Seitz sees shipments from Belarus at half those of last year, after earlier expecting them to be down by one-third to two-thirds, and Russian exports down by about 25 percent.
“The world is going to have to look to the other breadbaskets of the world to fill that supply gap for food,” he said.
A global shortage of fertilizer might seem like a distant problem to the billions of people who do not work in agriculture.
However, crop nutrients are critical to growing the crops that feed the world’s growing population.
Fertilizer shortages can lead to higher costs and lower yields, ultimately hitting consumers when food prices have soared.
About 60 percent of new production that was expected to come into the market over the next five years was in Russia and Belarus, he said, adding that it is unclear how much of that would come online.
Meanwhile, demand continues to rise as the world’s population grows.
The Saskatchewan-based company has said it would ramp up potash output capability to 18 million tons by 2025, a 40 percent increase compared with 2020.
If the market changes, the company can reevaluate additional production, Seitz said.
Fertilizer prices are falling from the highest levels seen in years, as farmers postpone purchases to await lower prices, creating gluts that are upending the market for crop inputs.
It is a reversal from earlier this year, when prices surged after Russia’s invasion of Ukraine threw the world’s crop-nutrient sector into disarray.
Potash had seen price increases because of sanctions on Belarus.
Farmers worldwide would need to restock nutrients after they applied most of their stored product this year.
Global shortfalls could linger well into next year, Seitz said.
“For 2023, we really don’t see any reason why that would change,” he said.

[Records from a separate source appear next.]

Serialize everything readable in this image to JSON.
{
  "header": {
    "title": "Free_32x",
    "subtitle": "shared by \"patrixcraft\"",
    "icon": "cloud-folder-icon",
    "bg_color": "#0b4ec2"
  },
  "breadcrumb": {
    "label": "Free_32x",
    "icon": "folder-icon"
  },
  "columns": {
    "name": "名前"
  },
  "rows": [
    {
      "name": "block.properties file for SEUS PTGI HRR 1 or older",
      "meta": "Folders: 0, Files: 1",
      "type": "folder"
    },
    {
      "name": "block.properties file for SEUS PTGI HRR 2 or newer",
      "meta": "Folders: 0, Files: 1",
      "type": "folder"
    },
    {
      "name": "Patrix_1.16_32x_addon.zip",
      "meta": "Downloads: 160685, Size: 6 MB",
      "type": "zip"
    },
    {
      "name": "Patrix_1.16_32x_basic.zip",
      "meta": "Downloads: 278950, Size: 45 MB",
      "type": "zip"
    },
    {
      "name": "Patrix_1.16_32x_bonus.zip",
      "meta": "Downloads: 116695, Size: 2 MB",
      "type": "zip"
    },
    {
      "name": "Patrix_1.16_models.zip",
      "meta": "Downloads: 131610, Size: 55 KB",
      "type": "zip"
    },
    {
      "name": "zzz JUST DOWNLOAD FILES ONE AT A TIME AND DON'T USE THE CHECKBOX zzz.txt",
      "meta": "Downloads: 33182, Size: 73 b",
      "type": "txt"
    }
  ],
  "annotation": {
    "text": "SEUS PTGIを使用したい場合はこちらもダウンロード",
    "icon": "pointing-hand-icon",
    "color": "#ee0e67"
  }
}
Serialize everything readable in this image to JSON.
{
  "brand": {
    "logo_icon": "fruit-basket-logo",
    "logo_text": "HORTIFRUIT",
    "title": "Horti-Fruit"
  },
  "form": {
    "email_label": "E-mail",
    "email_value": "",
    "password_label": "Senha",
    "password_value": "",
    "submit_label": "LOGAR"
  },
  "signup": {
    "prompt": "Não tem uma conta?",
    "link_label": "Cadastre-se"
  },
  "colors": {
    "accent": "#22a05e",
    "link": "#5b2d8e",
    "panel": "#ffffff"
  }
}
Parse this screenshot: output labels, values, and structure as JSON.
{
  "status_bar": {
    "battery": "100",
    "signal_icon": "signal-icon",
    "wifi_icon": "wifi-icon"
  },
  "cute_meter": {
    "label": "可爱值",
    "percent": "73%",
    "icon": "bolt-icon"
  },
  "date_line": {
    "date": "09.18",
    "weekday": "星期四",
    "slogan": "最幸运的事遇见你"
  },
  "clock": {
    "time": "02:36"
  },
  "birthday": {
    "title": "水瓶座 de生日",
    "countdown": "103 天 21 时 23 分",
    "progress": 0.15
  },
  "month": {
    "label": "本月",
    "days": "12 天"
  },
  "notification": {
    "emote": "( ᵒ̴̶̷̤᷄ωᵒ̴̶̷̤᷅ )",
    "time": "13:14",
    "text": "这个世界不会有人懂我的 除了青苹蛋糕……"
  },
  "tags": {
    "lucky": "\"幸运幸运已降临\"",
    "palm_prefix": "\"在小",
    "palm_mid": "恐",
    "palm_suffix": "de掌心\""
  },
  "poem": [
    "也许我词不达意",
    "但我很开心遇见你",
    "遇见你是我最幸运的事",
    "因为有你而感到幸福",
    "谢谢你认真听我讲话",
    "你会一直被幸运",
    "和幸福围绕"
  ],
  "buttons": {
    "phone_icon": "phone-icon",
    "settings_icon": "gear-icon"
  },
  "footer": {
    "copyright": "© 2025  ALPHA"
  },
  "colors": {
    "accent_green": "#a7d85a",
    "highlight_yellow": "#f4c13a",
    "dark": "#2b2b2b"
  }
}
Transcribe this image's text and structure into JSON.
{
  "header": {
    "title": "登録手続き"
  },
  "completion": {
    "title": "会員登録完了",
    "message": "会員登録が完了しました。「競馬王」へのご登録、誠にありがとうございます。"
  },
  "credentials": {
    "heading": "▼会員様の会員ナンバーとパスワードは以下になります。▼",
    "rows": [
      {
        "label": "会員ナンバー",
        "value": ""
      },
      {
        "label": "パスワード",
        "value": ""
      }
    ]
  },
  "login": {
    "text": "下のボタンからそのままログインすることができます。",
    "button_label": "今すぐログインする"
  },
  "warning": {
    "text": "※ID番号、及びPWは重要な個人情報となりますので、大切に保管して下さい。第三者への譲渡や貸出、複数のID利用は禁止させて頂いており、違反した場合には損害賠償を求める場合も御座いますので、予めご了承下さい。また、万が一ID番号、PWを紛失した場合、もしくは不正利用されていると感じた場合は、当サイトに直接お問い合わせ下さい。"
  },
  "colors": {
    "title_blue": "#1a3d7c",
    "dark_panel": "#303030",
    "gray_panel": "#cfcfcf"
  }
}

“As we watch the trade flows now — especially given where potash prices are at and have been — those producers are looking for every outlet that they can find and that they’ve now exhausted those outlets,” Seitz said.
Nutrien is seeing prepaid sales of fertilizer — where farmers buy ahead to secure product — about 15 to 20 percent higher than in 2020.
Farmers who did not buy this year and have used all their stored product are expected to jump into the market and send prices high again, Seitz said.
“We believe 2023 is not a demand concerned world, but a supply concerned world,” Seitz said. “There’s not gonna be enough potash to go around.”